Ibn al-Shatir also invented a timekeeping device called "Sandūq al‐Yawāqīt li maʿrifat al-Mawāqīt" (صندوق اليواقيت لمعرفة المواقيت jewel box), which incorporates both a universal sundial and a magnetic compass. He invented it for the purpose of finding the times of prayers. The "Sandūq al‐Yawāqīt li maʿrifat al-Mawāqīt" had a moveable hole in it which allowed the user to find the hour angle of the sun. If this angle was suitable with the horizon, then the user could use it as a polar sundial. This device is preserved in the museum of Aleppo (largest museum in the city of Aleppo, Syria). He also created a sundial which was placed on top of the Madhanat al-Arus (The Minaret of the Bride) in the Umayyad Mosque. The sundial was created on a slab of marble which was approximately 2 meters by 1 meter.
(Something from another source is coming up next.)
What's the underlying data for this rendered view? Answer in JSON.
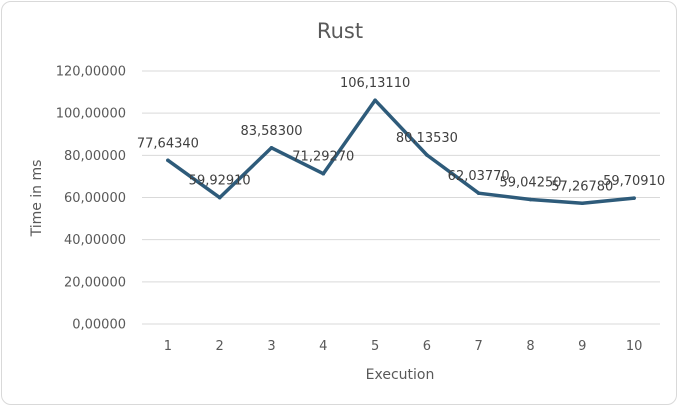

The sundial being engraved on the marble was so that Ibn al-Shatir could read the time of the day in equinoctial (equal times) hours for the prayer times. This sundial was later removed in the eighteenth century and a replica was put in its place. The original sundial was placed in the Damascus archeology museum. He also created another sundial but in smaller dimensions (12 cm x 12 cm × 3 cm) to find out the prayer times of midday and the afternoon. This sundial was able to tell the local meridian and the direction of Mecca (located in Saudi Arabia).

Other notable instruments made by him include a reversed astrolabe and an astrolabic clock. The astrolabe that he created was called the al‐āla al‐jāmiʿa (الآلة الجامعة the universal instrument). This astrolabe was created by Ibn al-Shatir when he wrote on the ordinary planispheric astrolabe and when he wrote on the two most common quadrants (the astrolabic and the trigonometric varieties). These two common quadrants were modified versions of the sine quadrant. He also created a set of tables that had values of spherical astronomical functions for prayer times. The tables displayed the times for the morning, afternoon, and evening prayers. The latitude that was used to create the table was 34° (which was correspondent to a location north of Damascus).